Two First Nations from Alberta filed court documents Tuesday seeking a judicial review of controversial Conservative omnibus budget legislation that makes significant changes to environmental protection and assessment.
The Federal Court challenge from the Mikisew Cree and Frog Lake First Nations came amid a politically charged atmosphere in Ottawa, where a showdown is brewing between the government and the country’s aggrieved Aboriginal Peoples.
The bands want the Federal Court to review parts of Bill C-38 and Bill C-45, focusing particularly on changes to the Fisheries Act and the Navigable Waters Protection Act.
“They can’t ram bills down our throats and expect us to roll over and accept it,” Mikisew Chief Steve Courtoreille told a news conference.
“This is going to affect our future, affect the future of all of Canada.”
First Nations frustration has manifested itself across Canada in the form of the Idle No More protest movement, which seeks to push back against the Conservatives for threatening their treaty rights as set out in the Constitution.
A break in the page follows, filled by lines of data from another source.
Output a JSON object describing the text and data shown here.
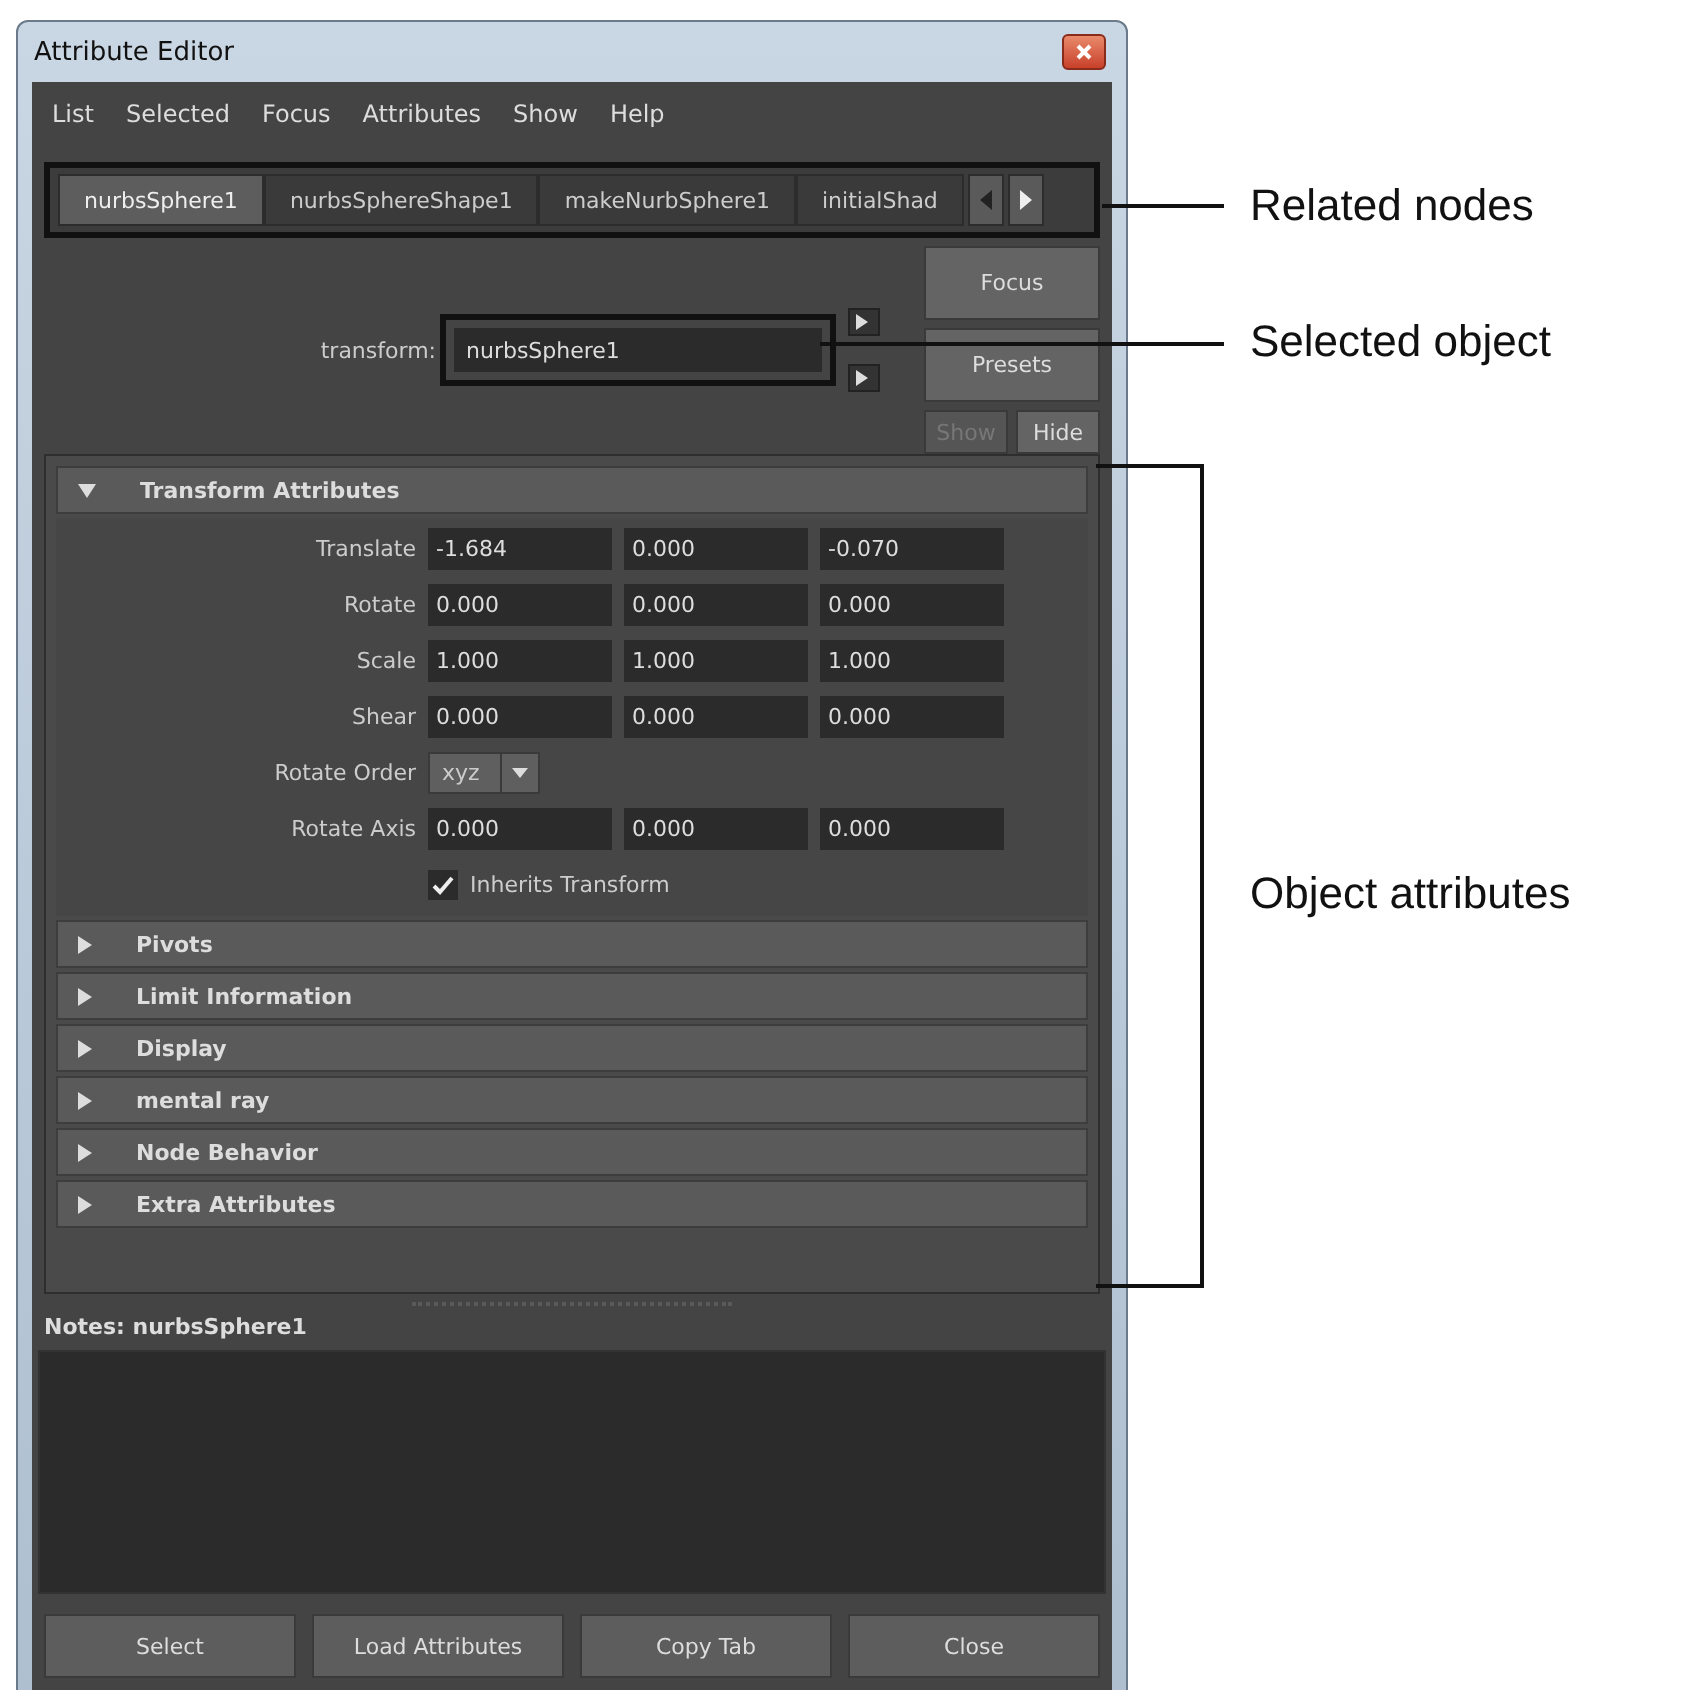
{
  "window": {
    "title": "Attribute Editor"
  },
  "menu": [
    "List",
    "Selected",
    "Focus",
    "Attributes",
    "Show",
    "Help"
  ],
  "tabs": [
    {
      "label": "nurbsSphere1",
      "selected": true
    },
    {
      "label": "nurbsSphereShape1",
      "selected": false
    },
    {
      "label": "makeNurbSphere1",
      "selected": false
    },
    {
      "label": "initialShad",
      "selected": false
    }
  ],
  "node": {
    "label": "transform:",
    "value": "nurbsSphere1"
  },
  "side_buttons": [
    {
      "label": "Focus",
      "disabled": false
    },
    {
      "label": "Presets",
      "disabled": false
    },
    {
      "label": "Show",
      "disabled": true
    },
    {
      "label": "Hide",
      "disabled": false
    }
  ],
  "sections": [
    {
      "title": "Transform Attributes",
      "expanded": true,
      "rows": [
        {
          "kind": "vector",
          "label": "Translate",
          "values": [
            "-1.684",
            "0.000",
            "-0.070"
          ]
        },
        {
          "kind": "vector",
          "label": "Rotate",
          "values": [
            "0.000",
            "0.000",
            "0.000"
          ]
        },
        {
          "kind": "vector",
          "label": "Scale",
          "values": [
            "1.000",
            "1.000",
            "1.000"
          ]
        },
        {
          "kind": "vector",
          "label": "Shear",
          "values": [
            "0.000",
            "0.000",
            "0.000"
          ]
        },
        {
          "kind": "dropdown",
          "label": "Rotate Order",
          "value": "xyz"
        },
        {
          "kind": "vector",
          "label": "Rotate Axis",
          "values": [
            "0.000",
            "0.000",
            "0.000"
          ]
        },
        {
          "kind": "checkbox",
          "label": "Inherits Transform",
          "checked": true
        }
      ]
    },
    {
      "title": "Pivots",
      "expanded": false
    },
    {
      "title": "Limit Information",
      "expanded": false
    },
    {
      "title": "Display",
      "expanded": false
    },
    {
      "title": "mental ray",
      "expanded": false
    },
    {
      "title": "Node Behavior",
      "expanded": false
    },
    {
      "title": "Extra Attributes",
      "expanded": false
    }
  ],
  "notes": {
    "label": "Notes:  nurbsSphere1"
  },
  "buttons": [
    "Select",
    "Load Attributes",
    "Copy Tab",
    "Close"
  ],
  "callouts": [
    {
      "text": "Related nodes"
    },
    {
      "text": "Selected object"
    },
    {
      "text": "Object attributes"
    }
  ]
}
The protests, ranging from temporary rail blockades and border closures to shopping-mall flash mobs, have drawn inspiration from Attawapiskat Chief Theresa Spence and her efforts to secure a meeting with Prime Minister Stephen Harper.
Spence — who has been on a liquid diet since Dec. 11 — is camped out on an island in the Ottawa River, where she has kept a low profile since a scathing audit was released earlier this week showing a lack of documentation for tens of millions of dollars in spending on her remote northern Ontario reserve.
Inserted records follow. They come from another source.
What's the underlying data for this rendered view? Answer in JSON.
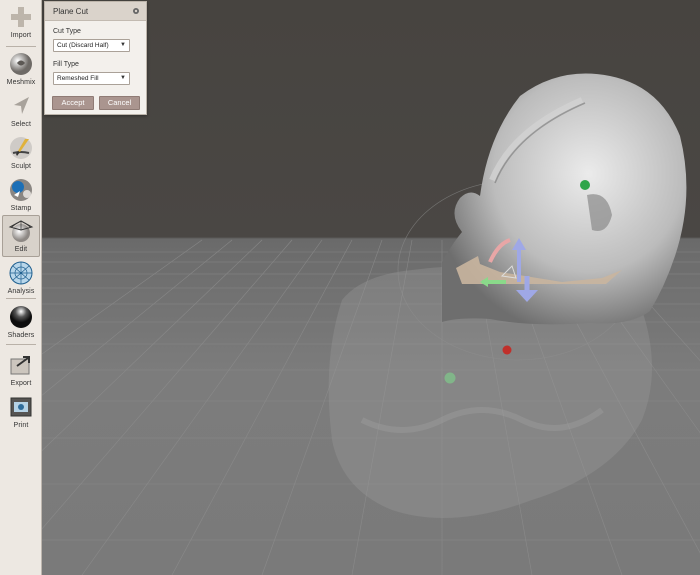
{
  "toolbar": {
    "items": [
      {
        "label": "Import",
        "icon": "plus-icon"
      },
      {
        "label": "Meshmix",
        "icon": "meshmix-sphere-icon"
      },
      {
        "label": "Select",
        "icon": "select-arrow-icon"
      },
      {
        "label": "Sculpt",
        "icon": "sculpt-brush-icon"
      },
      {
        "label": "Stamp",
        "icon": "stamp-icon"
      },
      {
        "label": "Edit",
        "icon": "edit-mesh-icon"
      },
      {
        "label": "Analysis",
        "icon": "analysis-sphere-icon"
      },
      {
        "label": "Shaders",
        "icon": "shader-sphere-icon"
      },
      {
        "label": "Export",
        "icon": "export-icon"
      },
      {
        "label": "Print",
        "icon": "print-icon"
      }
    ],
    "active": "Edit"
  },
  "panel": {
    "title": "Plane Cut",
    "cut_type_label": "Cut Type",
    "cut_type_value": "Cut (Discard Half)",
    "fill_type_label": "Fill Type",
    "fill_type_value": "Remeshed Fill",
    "accept_label": "Accept",
    "cancel_label": "Cancel"
  },
  "colors": {
    "toolbar_bg": "#ede8e2",
    "panel_bg": "#f3f0ec",
    "button": "#aa958f",
    "sky": "#474440",
    "floor": "#7c7c7c"
  }
}
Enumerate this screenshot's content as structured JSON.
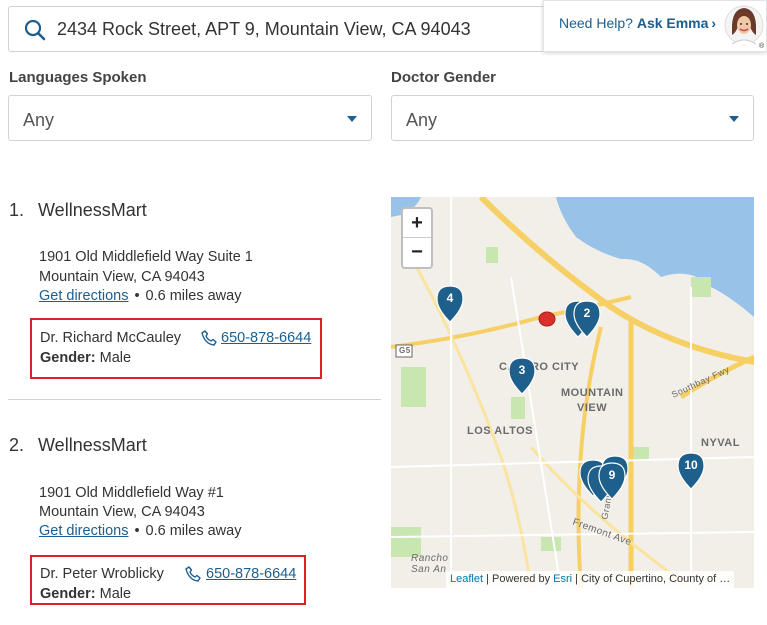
{
  "search": {
    "value": "2434 Rock Street, APT 9, Mountain View, CA 94043"
  },
  "help": {
    "prefix": "Need Help?",
    "name": "Ask Emma",
    "chevron": "›"
  },
  "filters": {
    "languages": {
      "label": "Languages Spoken",
      "value": "Any"
    },
    "gender": {
      "label": "Doctor Gender",
      "value": "Any"
    }
  },
  "results": [
    {
      "num": "1.",
      "name": "WellnessMart",
      "address1": "1901 Old Middlefield Way Suite 1",
      "address2": "Mountain View, CA 94043",
      "directions": "Get directions",
      "distance": "0.6 miles away",
      "doctor": "Dr. Richard McCauley",
      "phone": "650-878-6644",
      "gender_label": "Gender:",
      "gender": "Male"
    },
    {
      "num": "2.",
      "name": "WellnessMart",
      "address1": "1901 Old Middlefield Way #1",
      "address2": "Mountain View, CA 94043",
      "directions": "Get directions",
      "distance": "0.6 miles away",
      "doctor": "Dr. Peter Wroblicky",
      "phone": "650-878-6644",
      "gender_label": "Gender:",
      "gender": "Male"
    }
  ],
  "map": {
    "zoom_in": "+",
    "zoom_out": "−",
    "labels": {
      "castro_city": "CASTRO CITY",
      "mountain": "MOUNTAIN",
      "view": "VIEW",
      "los_altos": "LOS ALTOS",
      "sunnyvale": "NYVAL",
      "southbay": "Southbay Fwy",
      "fremont": "Fremont Ave",
      "grant": "Grant",
      "rancho": "Rancho",
      "san_an": "San An",
      "g5": "G5"
    },
    "markers": [
      "4",
      "2",
      "3",
      "9",
      "10"
    ],
    "attribution": {
      "leaflet": "Leaflet",
      "sep": " | Powered by ",
      "esri": "Esri",
      "rest": " | City of Cupertino, County of …"
    }
  },
  "colors": {
    "accent": "#1b5e8f",
    "highlight": "#e01f26",
    "marker": "#1f5f8b"
  }
}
Harper agreed last week to meet Friday with aboriginal leaders. Spence had also been requesting a meeting with Gov. Gen. David Johnston, but Rideau Hall said Tuesday that Johnston would not be there.
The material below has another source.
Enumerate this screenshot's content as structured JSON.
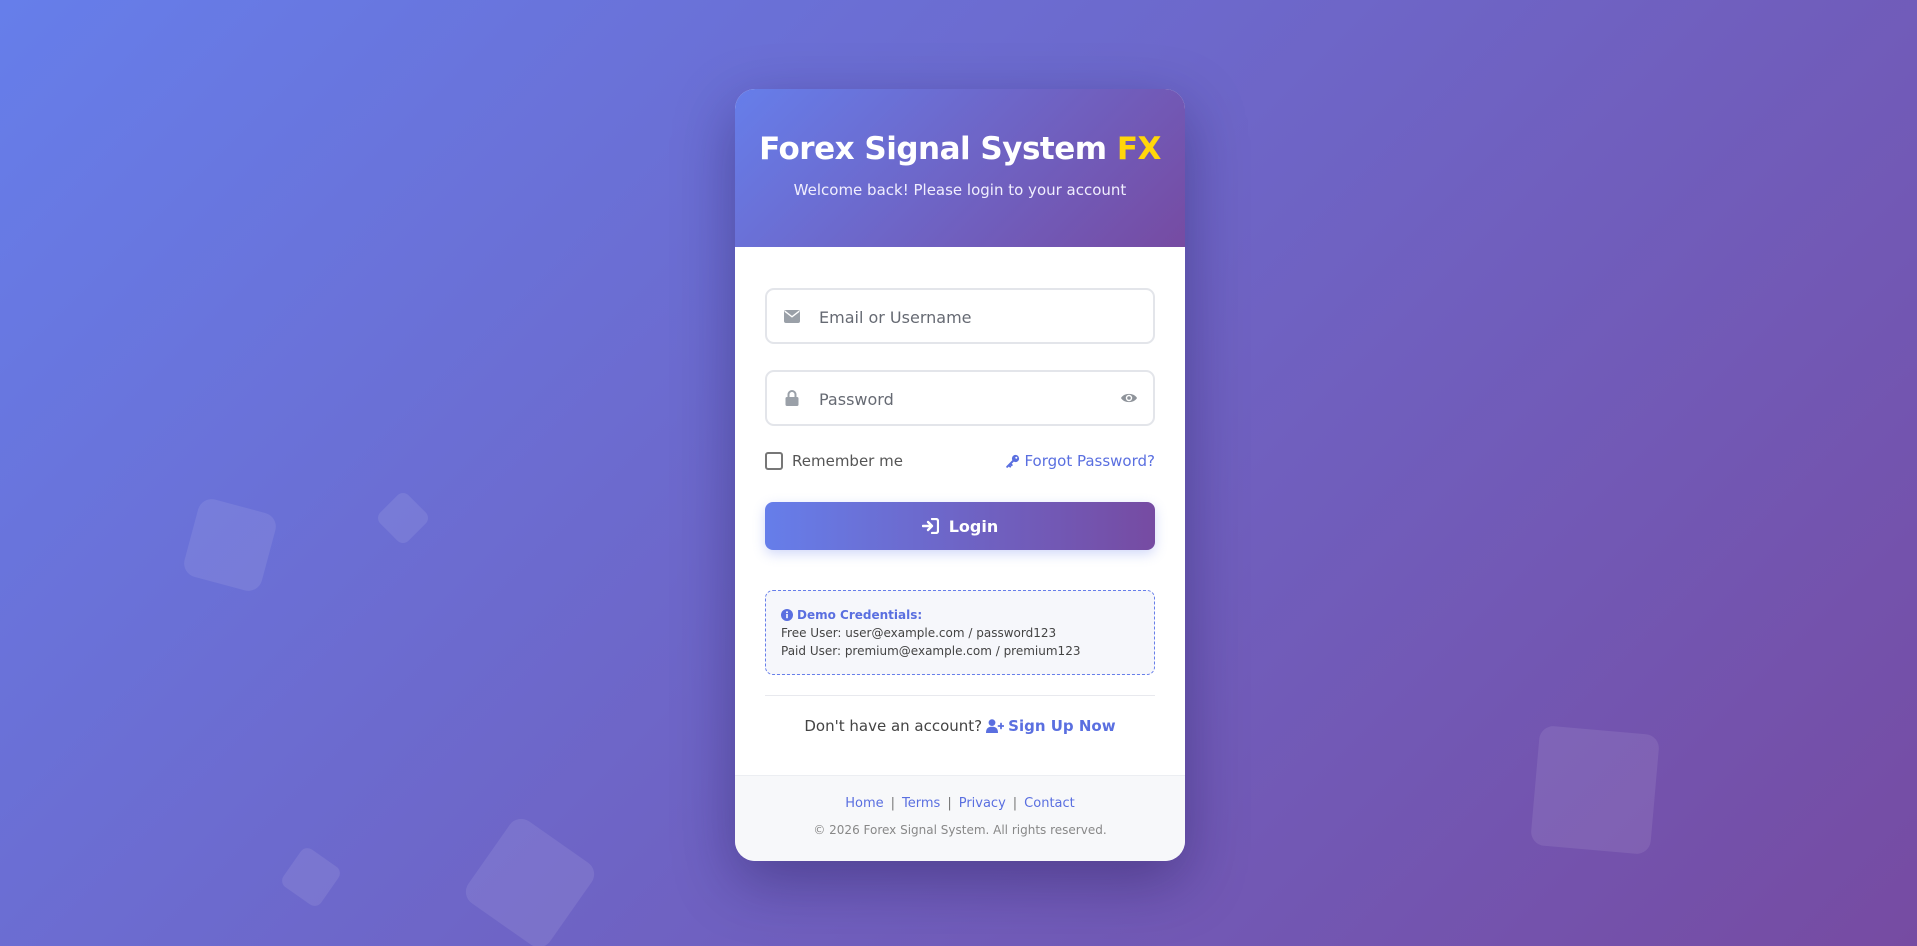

Harper acknowledged the challenges facing many First Nations communities, but he said they also represent great opportunities.
“I know that in many aboriginal communities ... the challenges are very great, but the potential is very great as well,” Harper said.
“We do have, for the first time in our history, economic development on a large scale occurring near where many aboriginal people live. We have a shortage of labour and lots of opportunity, and we want to make sure that those opportunities are available for aboriginal people and prosperity is available for them as we move forward.”
The government will continue to push forward with “legislation and other means,” he added.
That’s precisely the problem, said Courtoreille: it’s the federal government’s job to protect aboriginal land, but its budget implementation bills suggest Ottawa has no intention of living up to that responsibility. Instead, the government is off-loading environmental oversight to the provinces, which will not allow concerns from First Nations communities to be adequately addressed, he added.
Mike Winterburn, a spokesman for Transport Minister Denis Lebel, defended the government’s approach.
“The government examines the constitutionality of all legislation before it is introduced,” Winterburn said in an email. “Mayors and city councils across the country asked for these changes and have been overwhelmingly supportive.”
The court challenge, indeed, appeared to be the lesser of the government’s two First Nations headaches Tuesday.
In a long-awaited written decision, the Federal Court declared Metis and non-status Indians to indeed be “Indians” under a section of the Constitution Act, which places them under federal jurisdiction.
The decision places added pressure on Harper to rethink the way in which Ottawa deals with the more than 600,000 aboriginal people who are not affiliated with specific reserves and have no access to First Nations programs, services and rights.
The government is expected to appeal the ruling.